As Max has no alibi, he is about to be arrested until his lover Lida, a married woman, exonerates him. After another murder occurs, Steiner discovers the truth that Ludwig is the true murderer and alerts Karin. Max von Klaus arrives in time to save Karin but is wounded and commits suicide by sinking into a nearby swamp.

==Production==
By the second half of September 1962, director Jesús Franco had several projects set up. In September, Spanish magazines announced he would direct Inés de Castro, starring Mercedes Alonso as the famous noblewoman Inês de Castro. This project never developed beyond planning stages, while the head of Cooperativa Cinematográfica Albatros requested shooting permits for a film that would become The Sadistic Baron von Klaus. The film initially started as a co-production between Cooperativa Cinematográfica Albatros and Eurociné, though the participation of the latter production company was unofficial. The head of Eurociné was more interested in funding a horror film than a film noir. Working with young film critics Juan Cobos and Gonzalo Sebastian de Erice from Film Ideal, Franco rewrote most of the original script written by René Sebille. Despite the Gothic ambience, the supernatural elements in the film are a red-herring, with film historians Francesco Cesari and Roberto Curti stating it resembled the German krimi films. When asked about his influences for the film in 2004, Franco responded that he was inspired by films of British filmmakers Walter Forde and Leslie Arliss for The Sadistic Baron von Klaus.
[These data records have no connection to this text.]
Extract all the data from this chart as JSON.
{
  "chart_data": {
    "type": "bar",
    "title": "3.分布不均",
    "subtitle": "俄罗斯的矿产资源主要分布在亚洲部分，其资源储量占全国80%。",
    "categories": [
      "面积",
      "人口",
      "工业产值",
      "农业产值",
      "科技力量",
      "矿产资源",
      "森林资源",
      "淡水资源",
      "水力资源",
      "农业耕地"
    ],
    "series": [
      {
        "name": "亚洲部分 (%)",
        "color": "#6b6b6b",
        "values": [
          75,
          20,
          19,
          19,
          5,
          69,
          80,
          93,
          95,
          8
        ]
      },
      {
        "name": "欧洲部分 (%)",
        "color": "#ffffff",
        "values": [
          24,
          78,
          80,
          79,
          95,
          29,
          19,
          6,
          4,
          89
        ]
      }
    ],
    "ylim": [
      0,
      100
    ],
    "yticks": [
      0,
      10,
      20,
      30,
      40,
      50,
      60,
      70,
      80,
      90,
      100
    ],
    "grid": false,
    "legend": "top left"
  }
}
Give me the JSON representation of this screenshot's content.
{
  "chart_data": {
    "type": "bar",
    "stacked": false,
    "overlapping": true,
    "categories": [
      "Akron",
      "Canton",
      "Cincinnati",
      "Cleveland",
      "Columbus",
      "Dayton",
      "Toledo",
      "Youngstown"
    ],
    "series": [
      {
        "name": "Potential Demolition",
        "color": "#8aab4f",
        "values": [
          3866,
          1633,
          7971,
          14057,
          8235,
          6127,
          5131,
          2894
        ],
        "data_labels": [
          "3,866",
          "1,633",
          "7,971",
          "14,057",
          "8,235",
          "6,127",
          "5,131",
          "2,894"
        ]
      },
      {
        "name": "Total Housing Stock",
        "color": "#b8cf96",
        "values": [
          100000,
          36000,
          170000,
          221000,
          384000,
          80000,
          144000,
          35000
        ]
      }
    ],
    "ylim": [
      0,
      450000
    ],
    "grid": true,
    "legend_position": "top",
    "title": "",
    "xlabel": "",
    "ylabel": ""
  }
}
Franco officially discussed the project later in 1962, stating in an interview in Radiocinema magazine that he had signed on for four French co-productions. A few days after the interview, actors Hugo Blanco, Howard Vernon, and Georges Rollin would join the cast. Filming began on November 12, 1962, primarily in Northern Spain, in the provinces of Navarre, Huesca and Guipuzcoa. The film was shot under a French title: L'étrange Baron von Klaus. Filming continued into early 1963.

Daniel J. White arrived within the first two months of 1963 to compose the score for the film. The opening credits sequence features the composer's hands being filmed. It was the first collaboration between White and Franco, with White scoring several of Franco's future productions.

==Release==
The Sadistic Baron von Klaus had a private screening at the Cine Club Universitario in Salamanca, Spain in March 1963. In France, it was released on September 13, 1963, as Le Sadique Baron von Klaus. The film was released throughout Spain in October 1963 in Jaén and Valencia, Barcelona on January 27, 1964, and Almería on January 30, 1964.

The Spanish presentation of the film removed the scenes involving Sadomasochism with actress Gogó Rojo, while the French and Belgian theatrical releases maintained them. In the French screenings, the silent prologue and opening murder are missing.

The film was distributed by Hispamex Films in Madrid. The film was exported to other countries such as Italy and Venezuela but failed to receive the financial success of his previous film The Awful Dr. Orloff (1962). It was released in English home video as The Sadistic Baron von Klaus.

==Reception==
In Spain, Ruiz Burton, the critic of Cine en 7 dias said the film lowered his confidence in Jesús Franco as a filmmaker, as previously he offered the audience "something", stating he felt the script was absurdly made and the direction was no different. A review in the French film magazine Cahiers du Cinéma described the film as frustrating and not even worthy of his previous film The Awful Dr. Orloff, writing that Franco failed to create atmosphere, sketch characters or tell a story.